Related Work & Insights¶
- Compared to FinQA/ConvFinQA: EDINET-Bench requires processing complete annual reports rather than short passages, more closely approximating real-world financial analysis scenarios.
- Compared to FinanceBench: FinanceBench is an open-ended QA benchmark, whereas EDINET-Bench requires integrating multiple financial statements and textual content for expert-level reasoning.
- Compared to FAMMA: FAMMA is based on CFA exams and tutorials, while EDINET-Bench is grounded in real corporate annual reports.
- Compared to kim2024 (GPT-4 for earnings direction prediction): This paper provides open-source data and evaluation code for reproducibility.
- Insight: Financial LLMs need to move beyond simple QA toward agent-based approaches that simulate financial analyst workflows.

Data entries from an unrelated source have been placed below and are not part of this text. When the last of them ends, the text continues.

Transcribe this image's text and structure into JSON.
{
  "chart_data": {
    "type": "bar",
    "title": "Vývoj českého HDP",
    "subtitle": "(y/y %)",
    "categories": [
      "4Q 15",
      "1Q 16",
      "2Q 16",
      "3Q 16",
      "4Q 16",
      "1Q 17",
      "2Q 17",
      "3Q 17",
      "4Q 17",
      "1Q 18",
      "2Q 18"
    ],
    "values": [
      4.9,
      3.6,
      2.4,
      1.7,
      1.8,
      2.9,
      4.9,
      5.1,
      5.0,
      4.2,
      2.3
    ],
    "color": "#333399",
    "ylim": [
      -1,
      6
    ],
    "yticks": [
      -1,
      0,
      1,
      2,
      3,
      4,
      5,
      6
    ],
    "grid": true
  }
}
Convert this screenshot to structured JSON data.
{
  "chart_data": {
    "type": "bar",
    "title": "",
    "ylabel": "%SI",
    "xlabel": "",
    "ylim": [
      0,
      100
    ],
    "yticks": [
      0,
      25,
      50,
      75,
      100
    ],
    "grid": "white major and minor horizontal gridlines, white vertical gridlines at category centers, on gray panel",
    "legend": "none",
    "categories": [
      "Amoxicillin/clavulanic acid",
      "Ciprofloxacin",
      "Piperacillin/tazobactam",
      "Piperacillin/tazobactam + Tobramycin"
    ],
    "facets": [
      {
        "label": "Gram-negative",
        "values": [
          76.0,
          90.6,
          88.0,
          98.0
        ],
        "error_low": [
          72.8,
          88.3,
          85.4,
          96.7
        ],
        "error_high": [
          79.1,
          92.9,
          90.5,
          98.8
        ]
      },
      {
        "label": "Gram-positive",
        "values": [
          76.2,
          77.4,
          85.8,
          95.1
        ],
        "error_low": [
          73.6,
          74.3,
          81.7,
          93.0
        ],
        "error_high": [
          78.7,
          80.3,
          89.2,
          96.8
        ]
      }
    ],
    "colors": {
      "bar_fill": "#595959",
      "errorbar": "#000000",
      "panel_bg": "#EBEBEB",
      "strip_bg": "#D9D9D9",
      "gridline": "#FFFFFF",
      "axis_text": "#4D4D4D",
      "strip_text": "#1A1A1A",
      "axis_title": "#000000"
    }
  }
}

- Implications for non-English financial NLP: Countries can adopt similar approaches to construct local financial benchmarks (e.g., China CSRC disclosures, U.S. EDGAR).
- Future direction: Integrating RAG or multi-agent frameworks may substantially improve LLM financial reasoning performance.
Rating¶
- Novelty: ⭐⭐⭐⭐ First open-source fraud detection benchmark, though the task designs themselves are relatively straightforward.
- Experimental Thoroughness: ⭐⭐⭐⭐ Covers 10+ models and 3 input configurations, but lacks advanced experiments such as few-shot evaluation.
- Writing Quality: ⭐⭐⭐⭐ Well-structured with detailed data construction procedures and rich tables.
- Value: ⭐⭐⭐⭐ The open-source tools and datasets make practical contributions to the financial NLP community and expose the limitations of LLMs in financial reasoning.